Según informó El Tiempo, la Ley 820 de 2003, que regula los contratos de arrendamiento de vivienda urbana, fija las obligaciones básicas de arrendadores e inquilinos, pero no detalla específicamente quién debe pintar al terminar el contrato.
Esa interpretación se complementa con el Código Civil, que establece una distinción clave entre el desgaste natural y los daños atribuibles al uso del arrendatario.
En qué casos el inquilino sí está obligado a pintar la vivienda
La norma establece que el arrendatario debe devolver la propiedad en el mismo estado en que la recibió. Sin embargo, esto no implica una obligación automática de pintar en todos los casos. La responsabilidad recae sobre el inquilino cuando el deterioro no es producto del desgaste natural, sino de un uso que va más allá del legítimo.

Manchas, rayones, golpes o daños visibles en las paredes atribuibles al uso cotidiano son ejemplos de lo que el Ministerio de Justicia y del Derecho denomina reparaciones locativas; arreglos necesarios para devolver el inmueble en condiciones. También debe pintar quien haya modificado el color de las paredes o aplicado texturas sin un acuerdo previo con el propietario.
Cuándo el propietario no puede exigir que se pinte
El arrendador no tiene derecho a exigir pintura cuando el daño es resultado del simple paso del tiempo. La pérdida de brillo por exposición a la luz solar, el envejecimiento progresivo de los materiales o cualquier deterioro por fuerza mayor o mala calidad de la construcción son cargas que debe asumir el propietario.
El Ministerio de Justicia también señala que si el deterioro ocurre por causas ajenas al inquilino, como filtraciones estructurales o materiales deficientes, la obligación de reparación se traslada al arrendador. En estos casos, el inquilino no es responsable por no haber incurrido en descuido ni mal uso.
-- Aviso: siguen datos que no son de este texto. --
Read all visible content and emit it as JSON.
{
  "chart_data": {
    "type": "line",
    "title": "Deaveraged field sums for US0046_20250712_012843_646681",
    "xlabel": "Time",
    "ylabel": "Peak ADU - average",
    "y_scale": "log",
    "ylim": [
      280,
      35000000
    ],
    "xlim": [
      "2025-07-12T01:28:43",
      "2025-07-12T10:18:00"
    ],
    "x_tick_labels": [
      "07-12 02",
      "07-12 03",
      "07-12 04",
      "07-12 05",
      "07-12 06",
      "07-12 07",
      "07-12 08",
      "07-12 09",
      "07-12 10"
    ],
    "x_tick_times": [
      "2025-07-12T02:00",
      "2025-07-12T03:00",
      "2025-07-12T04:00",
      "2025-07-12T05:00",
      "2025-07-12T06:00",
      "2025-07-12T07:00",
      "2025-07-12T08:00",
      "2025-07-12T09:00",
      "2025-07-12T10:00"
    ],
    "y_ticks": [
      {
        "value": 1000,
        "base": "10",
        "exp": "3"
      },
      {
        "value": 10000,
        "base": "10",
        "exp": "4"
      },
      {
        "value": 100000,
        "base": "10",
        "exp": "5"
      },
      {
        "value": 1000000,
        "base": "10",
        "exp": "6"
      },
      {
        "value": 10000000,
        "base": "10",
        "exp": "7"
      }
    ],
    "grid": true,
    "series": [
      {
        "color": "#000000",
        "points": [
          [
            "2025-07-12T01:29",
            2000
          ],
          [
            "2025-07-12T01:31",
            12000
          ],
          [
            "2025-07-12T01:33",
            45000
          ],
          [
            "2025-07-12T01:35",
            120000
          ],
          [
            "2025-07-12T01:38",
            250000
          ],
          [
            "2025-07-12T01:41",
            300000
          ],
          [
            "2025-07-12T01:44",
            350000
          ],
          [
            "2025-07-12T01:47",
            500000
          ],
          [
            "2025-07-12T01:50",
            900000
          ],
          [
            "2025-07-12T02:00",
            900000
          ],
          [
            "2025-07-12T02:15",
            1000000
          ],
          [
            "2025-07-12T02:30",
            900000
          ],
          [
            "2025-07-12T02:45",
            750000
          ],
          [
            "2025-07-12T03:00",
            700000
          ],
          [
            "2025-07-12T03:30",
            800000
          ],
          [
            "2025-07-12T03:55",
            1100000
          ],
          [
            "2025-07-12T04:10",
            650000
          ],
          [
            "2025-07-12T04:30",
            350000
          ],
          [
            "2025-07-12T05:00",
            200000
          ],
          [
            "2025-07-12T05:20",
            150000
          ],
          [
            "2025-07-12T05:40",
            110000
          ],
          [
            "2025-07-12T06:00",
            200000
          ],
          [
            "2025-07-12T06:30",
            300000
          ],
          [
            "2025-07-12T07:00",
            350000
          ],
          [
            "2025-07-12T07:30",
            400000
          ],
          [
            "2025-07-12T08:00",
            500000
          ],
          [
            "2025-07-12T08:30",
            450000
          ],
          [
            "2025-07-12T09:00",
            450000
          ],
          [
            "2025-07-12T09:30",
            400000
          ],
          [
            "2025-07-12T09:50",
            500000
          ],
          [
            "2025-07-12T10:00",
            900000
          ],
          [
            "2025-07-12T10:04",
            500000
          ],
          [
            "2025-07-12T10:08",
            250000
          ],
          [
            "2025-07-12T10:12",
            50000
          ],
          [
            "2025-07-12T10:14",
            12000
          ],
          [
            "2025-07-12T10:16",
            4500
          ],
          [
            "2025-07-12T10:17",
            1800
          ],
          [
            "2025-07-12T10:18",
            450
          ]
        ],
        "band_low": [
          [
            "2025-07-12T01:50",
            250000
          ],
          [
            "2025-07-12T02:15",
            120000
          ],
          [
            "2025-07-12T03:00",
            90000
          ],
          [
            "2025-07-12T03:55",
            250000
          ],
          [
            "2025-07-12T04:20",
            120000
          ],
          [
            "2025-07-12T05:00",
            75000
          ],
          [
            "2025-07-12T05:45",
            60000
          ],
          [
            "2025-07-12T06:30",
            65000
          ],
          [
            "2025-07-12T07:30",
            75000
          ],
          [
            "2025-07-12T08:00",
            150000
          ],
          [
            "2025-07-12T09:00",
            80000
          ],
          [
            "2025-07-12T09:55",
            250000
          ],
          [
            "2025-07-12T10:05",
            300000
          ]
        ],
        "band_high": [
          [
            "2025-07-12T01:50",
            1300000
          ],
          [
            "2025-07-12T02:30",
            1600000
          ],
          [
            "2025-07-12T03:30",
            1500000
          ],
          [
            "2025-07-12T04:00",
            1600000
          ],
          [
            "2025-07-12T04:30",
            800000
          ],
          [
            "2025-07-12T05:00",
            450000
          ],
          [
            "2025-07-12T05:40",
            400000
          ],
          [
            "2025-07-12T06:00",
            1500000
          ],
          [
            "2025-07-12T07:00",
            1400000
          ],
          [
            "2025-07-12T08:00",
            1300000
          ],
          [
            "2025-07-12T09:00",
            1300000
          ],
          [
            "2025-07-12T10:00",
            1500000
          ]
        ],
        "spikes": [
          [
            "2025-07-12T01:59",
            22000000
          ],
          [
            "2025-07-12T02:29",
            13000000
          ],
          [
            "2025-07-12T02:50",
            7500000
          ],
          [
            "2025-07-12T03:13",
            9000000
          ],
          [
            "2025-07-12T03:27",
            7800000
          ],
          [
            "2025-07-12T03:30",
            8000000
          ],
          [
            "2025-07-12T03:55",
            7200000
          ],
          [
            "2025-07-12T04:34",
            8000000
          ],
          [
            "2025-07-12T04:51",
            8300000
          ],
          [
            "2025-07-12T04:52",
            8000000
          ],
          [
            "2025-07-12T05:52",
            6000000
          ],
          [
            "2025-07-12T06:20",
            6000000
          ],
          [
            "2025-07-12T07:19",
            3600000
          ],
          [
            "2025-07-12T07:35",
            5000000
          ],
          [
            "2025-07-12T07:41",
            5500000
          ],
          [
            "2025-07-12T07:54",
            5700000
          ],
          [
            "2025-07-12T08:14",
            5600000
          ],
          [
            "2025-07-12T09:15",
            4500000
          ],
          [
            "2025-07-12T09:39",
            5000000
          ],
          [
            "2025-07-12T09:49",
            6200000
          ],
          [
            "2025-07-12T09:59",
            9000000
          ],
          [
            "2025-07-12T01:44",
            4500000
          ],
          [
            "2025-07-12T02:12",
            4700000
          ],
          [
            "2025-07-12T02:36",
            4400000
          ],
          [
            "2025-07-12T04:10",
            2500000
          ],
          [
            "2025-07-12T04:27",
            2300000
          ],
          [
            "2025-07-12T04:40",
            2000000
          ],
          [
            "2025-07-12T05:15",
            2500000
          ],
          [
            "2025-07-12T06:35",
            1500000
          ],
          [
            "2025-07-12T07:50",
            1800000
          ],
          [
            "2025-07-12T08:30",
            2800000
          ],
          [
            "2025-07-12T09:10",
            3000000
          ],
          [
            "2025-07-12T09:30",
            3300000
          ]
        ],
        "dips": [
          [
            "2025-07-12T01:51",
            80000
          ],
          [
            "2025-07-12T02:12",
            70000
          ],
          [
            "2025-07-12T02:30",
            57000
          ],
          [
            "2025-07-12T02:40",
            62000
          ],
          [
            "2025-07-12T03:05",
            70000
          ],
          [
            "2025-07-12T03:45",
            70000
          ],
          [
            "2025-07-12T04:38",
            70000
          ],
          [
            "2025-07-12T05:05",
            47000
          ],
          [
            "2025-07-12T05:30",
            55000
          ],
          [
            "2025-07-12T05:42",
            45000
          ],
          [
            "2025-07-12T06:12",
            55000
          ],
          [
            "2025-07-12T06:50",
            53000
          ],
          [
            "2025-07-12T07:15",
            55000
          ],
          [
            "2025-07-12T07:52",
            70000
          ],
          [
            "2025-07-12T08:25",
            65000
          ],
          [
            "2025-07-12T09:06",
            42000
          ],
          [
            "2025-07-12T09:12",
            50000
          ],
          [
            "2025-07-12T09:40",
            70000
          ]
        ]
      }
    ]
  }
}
Qué diferencia hay entre reparaciones indispensables y mejoras útiles
La ley distingue tres tipos de intervenciones. Las reparaciones indispensables o necesarias son las que garantizan la habitabilidad del inmueble, como el cambio de tuberías con filtraciones, y corresponden al arrendador. Si el inquilino las realiza ante una urgencia y notifica oportunamente al propietario, tiene derecho a reembolso, siempre que demuestre que el daño no fue su responsabilidad.
Las mejoras útiles, en cambio, son intervenciones que aumentan el valor del bien, como la instalación de puertas de materiales costosos. El arrendador no está obligado a pagarlas a menos que las haya autorizado expresamente.
El inquilino puede llevarse esos materiales al finalizar el contrato, siempre que no cause daños a la estructura. En cualquier caso, la ley permite que las partes pacten condiciones distintas en el contrato, lo que puede modificar a quién le corresponde asumir cada tipo de reparación.